The researchers found that ketogenic feeding (a high-fat, low-carbohydrate, low-protein diet) completely prevented heart failure and normalized heart function in diabetic mice. In addition, feeding the mice either ketones alone, or a high-fat diet that was not ketogenic, also rescued failing hearts.
Overall, the study suggested that shutting down the glucose overload by any means was beneficial.
“There's something about too much glucose that appears to be very harmful,” says Abel, who also is director of the UI Fraternal Order of Eagle Diabetes Research Center.
The study doesn’t directly address whether this finding is relevant to heart failure in human patients, and if there are risks versus benefits to the heart of these high-fat diets.

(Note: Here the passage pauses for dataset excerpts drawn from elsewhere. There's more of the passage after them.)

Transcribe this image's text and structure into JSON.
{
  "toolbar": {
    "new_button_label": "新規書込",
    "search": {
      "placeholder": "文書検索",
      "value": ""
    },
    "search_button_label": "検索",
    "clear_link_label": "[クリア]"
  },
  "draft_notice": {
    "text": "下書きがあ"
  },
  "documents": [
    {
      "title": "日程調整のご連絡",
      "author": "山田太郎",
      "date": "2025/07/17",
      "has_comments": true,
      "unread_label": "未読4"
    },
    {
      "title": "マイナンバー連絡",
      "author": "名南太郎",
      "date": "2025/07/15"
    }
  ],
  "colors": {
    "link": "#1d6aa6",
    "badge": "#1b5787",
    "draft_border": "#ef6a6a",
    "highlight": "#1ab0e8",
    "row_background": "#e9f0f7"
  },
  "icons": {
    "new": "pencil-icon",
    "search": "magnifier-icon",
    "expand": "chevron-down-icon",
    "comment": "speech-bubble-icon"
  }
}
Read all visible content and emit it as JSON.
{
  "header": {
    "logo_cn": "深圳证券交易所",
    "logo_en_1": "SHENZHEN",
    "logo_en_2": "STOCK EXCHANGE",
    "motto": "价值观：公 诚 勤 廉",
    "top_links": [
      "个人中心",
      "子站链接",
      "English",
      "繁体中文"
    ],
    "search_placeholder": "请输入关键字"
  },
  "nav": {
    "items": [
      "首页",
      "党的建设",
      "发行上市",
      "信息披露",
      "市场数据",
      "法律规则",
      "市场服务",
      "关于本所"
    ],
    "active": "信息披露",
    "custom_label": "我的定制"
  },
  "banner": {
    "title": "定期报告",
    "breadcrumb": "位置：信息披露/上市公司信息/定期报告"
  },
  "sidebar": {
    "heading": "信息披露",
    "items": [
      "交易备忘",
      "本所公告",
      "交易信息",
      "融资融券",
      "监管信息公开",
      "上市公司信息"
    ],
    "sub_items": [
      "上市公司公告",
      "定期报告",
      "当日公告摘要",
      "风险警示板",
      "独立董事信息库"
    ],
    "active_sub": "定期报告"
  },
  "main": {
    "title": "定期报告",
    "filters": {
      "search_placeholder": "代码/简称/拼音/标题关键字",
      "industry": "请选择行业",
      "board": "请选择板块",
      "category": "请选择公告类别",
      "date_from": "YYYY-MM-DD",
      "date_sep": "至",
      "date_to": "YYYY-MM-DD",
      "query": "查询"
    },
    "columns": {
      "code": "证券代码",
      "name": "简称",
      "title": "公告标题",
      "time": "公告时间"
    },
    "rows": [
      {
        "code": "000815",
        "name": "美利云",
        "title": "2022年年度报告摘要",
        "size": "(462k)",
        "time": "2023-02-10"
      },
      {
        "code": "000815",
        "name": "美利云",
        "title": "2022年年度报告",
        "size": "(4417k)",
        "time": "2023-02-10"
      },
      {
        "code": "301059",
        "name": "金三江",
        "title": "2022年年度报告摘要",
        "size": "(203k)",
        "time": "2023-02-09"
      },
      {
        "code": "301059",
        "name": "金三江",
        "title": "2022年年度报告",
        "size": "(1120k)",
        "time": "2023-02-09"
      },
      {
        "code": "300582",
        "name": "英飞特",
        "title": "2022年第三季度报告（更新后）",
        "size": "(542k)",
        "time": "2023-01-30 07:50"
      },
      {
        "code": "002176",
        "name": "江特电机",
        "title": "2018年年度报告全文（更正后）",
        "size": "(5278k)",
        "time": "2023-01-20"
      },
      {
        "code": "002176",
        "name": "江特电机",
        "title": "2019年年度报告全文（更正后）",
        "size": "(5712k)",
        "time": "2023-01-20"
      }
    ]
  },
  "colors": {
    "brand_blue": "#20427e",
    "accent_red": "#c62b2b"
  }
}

Abel says the study findings do not mean that patients with heart failure should start eating a keto diet.
“What I can say is that other studies have shown that when the heart begins to fail, it tends to want to use more ketones. So, it may be feasible that the heart uses ketones to try and rescue the failing heart,” he says. “Studies like ours really add impetus to the current clinical trials of ketogenic feeding in people with heart failure.”
Abel worked with a multidisciplinary team of UI researchers from the Fraternal Order of Eagles Diabetes Research Center and the Abboud Cardiovascular Research Center, as well colleagues from the University of Montreal in Canada, the University of Jena in Germany, the University of Minnesota, the University of Utah, and The Ohio State University.
The research was funded in part by grants from the National Institutes of Health, the American Heart Association, the American Diabetes Association, and Montreal Heart Institute Foundation.